39

Let's say I have a list of student cities and the size of it could be 100 or 1000, and I want to filter out all duplicates cities.

I want a generic solution that I can use to remove all duplicate strings from any slice.

I am new to Go Language, So I tried to do it by looping and checking if the element exists using another loop function.

Students' Cities List (Data):

studentsCities := []string{"Mumbai", "Delhi", "Ahmedabad", "Mumbai", "Bangalore", "Delhi", "Kolkata", "Pune"}

Functions that I created, and it's doing the job:

func contains(s []string, e string) bool {
    for _, a := range s {
        if a == e {
            return true
        }
    }
    return false
}

func removeDuplicates(strList []string) []string {
    list := []string{}
    for _, item := range strList {
        fmt.Println(item)
        if contains(list, item) == false {
            list = append(list, item)
        }
    }
    return list
}

My solution test

func main() {
    studentsCities := []string{"Mumbai", "Delhi", "Ahmedabad", "Mumbai", "Bangalore", "Delhi", "Kolkata", "Pune"}

    uniqueStudentsCities := removeDuplicates(studentsCities)
    
    fmt.Println(uniqueStudentsCities) // Expected output [Mumbai Delhi Ahmedabad Bangalore Kolkata Pune]
}

I believe that the above solution that I tried is not an optimum solution. Therefore, I need help from you guys to suggest the fastest way to remove duplicates from the slice?

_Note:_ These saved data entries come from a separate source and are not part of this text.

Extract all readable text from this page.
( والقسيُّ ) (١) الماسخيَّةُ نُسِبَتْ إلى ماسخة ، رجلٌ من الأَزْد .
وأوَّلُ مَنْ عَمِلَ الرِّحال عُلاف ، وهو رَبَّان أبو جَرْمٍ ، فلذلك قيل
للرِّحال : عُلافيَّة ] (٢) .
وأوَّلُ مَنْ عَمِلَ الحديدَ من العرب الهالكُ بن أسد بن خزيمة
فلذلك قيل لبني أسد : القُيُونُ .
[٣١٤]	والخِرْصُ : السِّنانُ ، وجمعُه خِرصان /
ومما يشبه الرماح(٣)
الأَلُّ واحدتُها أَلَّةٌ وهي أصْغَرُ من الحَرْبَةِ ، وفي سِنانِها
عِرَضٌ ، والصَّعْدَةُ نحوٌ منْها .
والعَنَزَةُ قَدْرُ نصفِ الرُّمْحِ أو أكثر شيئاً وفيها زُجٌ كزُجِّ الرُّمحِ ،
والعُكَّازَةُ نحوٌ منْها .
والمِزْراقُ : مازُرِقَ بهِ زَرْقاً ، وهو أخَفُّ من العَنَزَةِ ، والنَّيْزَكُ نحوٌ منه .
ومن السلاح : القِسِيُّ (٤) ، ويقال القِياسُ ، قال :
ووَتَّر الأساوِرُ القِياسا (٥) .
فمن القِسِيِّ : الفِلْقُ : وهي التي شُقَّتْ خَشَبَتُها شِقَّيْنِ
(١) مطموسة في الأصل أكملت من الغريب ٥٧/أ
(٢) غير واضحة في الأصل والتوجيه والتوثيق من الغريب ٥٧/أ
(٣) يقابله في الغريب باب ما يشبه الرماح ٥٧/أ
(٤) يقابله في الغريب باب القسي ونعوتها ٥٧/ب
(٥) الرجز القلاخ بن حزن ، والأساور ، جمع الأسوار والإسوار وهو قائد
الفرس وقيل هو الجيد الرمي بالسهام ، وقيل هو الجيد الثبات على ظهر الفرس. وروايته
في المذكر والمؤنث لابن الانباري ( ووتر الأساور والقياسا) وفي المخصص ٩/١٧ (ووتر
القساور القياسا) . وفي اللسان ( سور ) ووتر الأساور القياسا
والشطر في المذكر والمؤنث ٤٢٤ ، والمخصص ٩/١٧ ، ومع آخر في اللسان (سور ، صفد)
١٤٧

I checked StackOverflow, this question is not being asked yet, so I didn't get any solution.

3

18 Answers 18

56

I found Burak's and Fazlan's solution helpful. Based on that, I implemented the simple functions that help to remove or filter duplicate data from slices of strings, integers, or any other types with generic approach.

Here are my three functions, first is generic, second one for strings and last one for integers of slices. You have to pass your data and return all the unique values as a result.

Generic solution: => Go v1.18

func removeDuplicate[T comparable](sliceList []T) []T {
    allKeys := make(map[T]bool)
    list := []T{}
    for _, item := range sliceList {
        if _, value := allKeys[item]; !value {
            allKeys[item] = true
            list = append(list, item)
        }
    }
    return list
}

To remove duplicate strings from slice:

func removeDuplicateStr(strSlice []string) []string {
    allKeys := make(map[string]bool)
    list := []string{}
    for _, item := range strSlice {
        if _, value := allKeys[item]; !value {
            allKeys[item] = true
            list = append(list, item)
        }
    }
    return list
}

To remove duplicate integers from slice:

func removeDuplicateInt(intSlice []int) []int {
    allKeys := make(map[int]bool)
    list := []int{}
    for _, item := range intSlice {
        if _, value := allKeys[item]; !value {
            allKeys[item] = true
            list = append(list, item)
        }
    }
    return list
}

You can update the slice type, and it will filter out all duplicates data for all types of slices.

Here is the GoPlayground link: https://go.dev/play/p/iyb97KcftMa

Sign up to request clarification or add additional context in comments.

5 Comments

Go 1.20 adds the comparable type. See my answer for an example. (based on Riyaz' code above - thank you!)
Slices and maps should be initialized in all cases where the capacity, or the upper bound thereof, can be computed. This is a textbook case where such values are known and should be employed.
How would you do that here, @RayfenWindspear? Wouldn't the list without duplicates possibly contain trailing zero-values?
I said initialize with the upper bounded capacity, not length. Generally the length is a product of just how the logic and the variables happen to go, but capacity will be a known value in most cases for what those variables are in any given case.
See go.dev/blog/slices-intro if you are unfamiliar with the internals and/or the difference between the two terms.
54

Sort and then compact, e.g. like this:

package main

import (
    "fmt"

    "slices"
)

func main() {
    list := []string{"c", "a", "b", "c", "b", "b"}
    slices.Sort(list)
    fmt.Println(slices.Compact(list)) // [a b c]
}

4 Comments

Great answer! The slices package was also added to the standard library in Go 1.21 pkg.go.dev/slices#Compact
This is now the better answer with the standard slices package. Updated playground link: go.dev/play/p/n6ozDU8RFgN
this only works if the duplicate items appear in a consecutive order, if they are scrambled across the slice it will not work.
@shubhang-b hence the sorting.
10

Adding this answer which worked for me, does require/include sorting, however.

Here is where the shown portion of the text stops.